Scared of mixing wood and metal furniture into your interior? It may seem confusing to do this but these two elements are a wonderful way to elevate your decor to a new level of elegance. You won’t go wrong with this one whether your style is modern, traditional, diverse, or farmhouse.
The combination of metal and wood furniture in the same room is beautiful, especially when you pick the same finishes. Also, metal and wood are usually mixed in the construction of fine furniture that’s as durable it is attractive. These elements have been the basics in both construction and furnishing homes and display no sign of ever becoming outdated.
With that being said, here are some ways you can combine metal and wood in your interior.
1. Rustic and Classic Combinations
The timeless blend of manufactured iron and rustic, rough-hewn wood like pine and oak are built in many traditional Old World decorating styles like Tuscan, Spanish Hacienda, Lodge Southwestern, French Country, and Mexican. Huge, grand wood furniture features wrought iron hardware for latches, knobs, and handles, and iron grills on doors.
For your dining room, you can place oak mink dining chairs and a wrought iron baker’s rack behind a huge pine or oak dining table. Meanwhile, in the bedroom, you may place a wrought iron bed frame with a pine dresser with a mirror, a vintage pine armoire, and pine nightstands. Most often, country wood and wrought iron furnishings include unique detailed carvings, interesting cut-out designs, and textured finishes.
2. Modernized Mixes
Nowadays, furniture designs that are trendy feature sleek curves with functional form and shape. Modern wood furniture often has a sleek, smooth, shiny surface, and lacquered finish, making the most ideal match with the ultra-refined plastic, metal, and glass surfaces of accompanying modern pieces.

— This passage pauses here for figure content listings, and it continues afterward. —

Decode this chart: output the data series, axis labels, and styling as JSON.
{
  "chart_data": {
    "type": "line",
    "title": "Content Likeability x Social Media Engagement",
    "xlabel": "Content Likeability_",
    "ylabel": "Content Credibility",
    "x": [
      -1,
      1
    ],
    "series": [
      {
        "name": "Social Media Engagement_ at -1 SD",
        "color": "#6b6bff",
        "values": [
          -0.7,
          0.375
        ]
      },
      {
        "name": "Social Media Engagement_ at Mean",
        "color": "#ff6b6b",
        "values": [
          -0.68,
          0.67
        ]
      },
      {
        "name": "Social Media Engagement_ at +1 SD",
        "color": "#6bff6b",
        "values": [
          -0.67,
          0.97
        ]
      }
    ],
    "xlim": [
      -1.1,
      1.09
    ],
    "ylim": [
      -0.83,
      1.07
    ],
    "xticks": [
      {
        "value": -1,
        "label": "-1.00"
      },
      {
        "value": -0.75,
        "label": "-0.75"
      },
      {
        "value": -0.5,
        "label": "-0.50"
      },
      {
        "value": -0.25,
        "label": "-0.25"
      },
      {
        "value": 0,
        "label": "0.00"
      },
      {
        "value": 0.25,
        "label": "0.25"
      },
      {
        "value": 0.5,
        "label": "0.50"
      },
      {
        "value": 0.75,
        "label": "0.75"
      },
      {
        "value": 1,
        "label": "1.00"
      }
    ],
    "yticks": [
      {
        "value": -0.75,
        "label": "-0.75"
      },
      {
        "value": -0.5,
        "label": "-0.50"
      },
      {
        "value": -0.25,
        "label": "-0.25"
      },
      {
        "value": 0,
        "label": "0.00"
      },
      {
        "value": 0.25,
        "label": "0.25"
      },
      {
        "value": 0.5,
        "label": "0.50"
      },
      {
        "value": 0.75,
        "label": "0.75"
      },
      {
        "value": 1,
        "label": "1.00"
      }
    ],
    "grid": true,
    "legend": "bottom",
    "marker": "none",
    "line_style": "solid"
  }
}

Just like rustic furniture, designers of modern furniture normally fuse metal and wood materials as one to achieve designers items including console tables, coffee tables, and end tables. The combination of wood and metal furniture works because of the harmony in finish and form.
3. Combine Chipped Wood and Aged Metal
When you combine both aged metal and chipped wood, this can give you character and texture. Aged metal and woods develop lovely patinas gradually, and this look has become in demand after in decorating. These features work in plenty of decor styles.
If you have a modern urban loft, for instance, you can create a cutting-edge design for it by combining aged metal and distressed wood for a grungy industrial look. The proper combination of these elements can also be utilized in an antique seaside cottage, where recovered grey wood panelling and flooring works out with sun-bleached driftwood and aged brass decor. Choose a kind of wood and metal that will look good together as well as your interior’s style.
4. Blend Various Furniture Styles and Finishes
For eclectic and quirky styles, you may want to be bold when mixing furniture finishes and styles. Although this look may be a bit tricky for others to pull off. However, when you do it in the right way, the results are really satisfying.
Consider inserting a fun twist on your wood furniture by giving it a new coat of shiny, metallic paint to produce an accent piece or focal point. You can partner around, bar-style wood table with metal barstools. You can try searching for vintage treasures including old end tables or chairs in thrift stores or antique shops to combine with modern furnishings.
Furthermore, you can combine both wood and metal chairs around the dining room table. For this to work, look for some kind of unifying component, like colour, shape, finish, that connects the furnishings together with a cohesive look.
5. Pick a Dominant Colour
A lot of metals are either warm-toned (copper, gold, brass) or cool-toned (aluminium, silver). Wrought iron and blackened gunmetal are neutral and can be combined with both. For example, if the decor of your room has more wood that has warm undertones like mahogany, cherry, and hickory, then learn more about warm-hued metals such as copper and gold. Wood furniture with cool undertones (pine, ash, maple, and poplar) should stick to silver metals.
The most versatile are neutrally-toned woods like walnut, so you can combine and pair warm and cool metals. You can start with a dominant metal colour like brass and embellish it with one or two cool tones.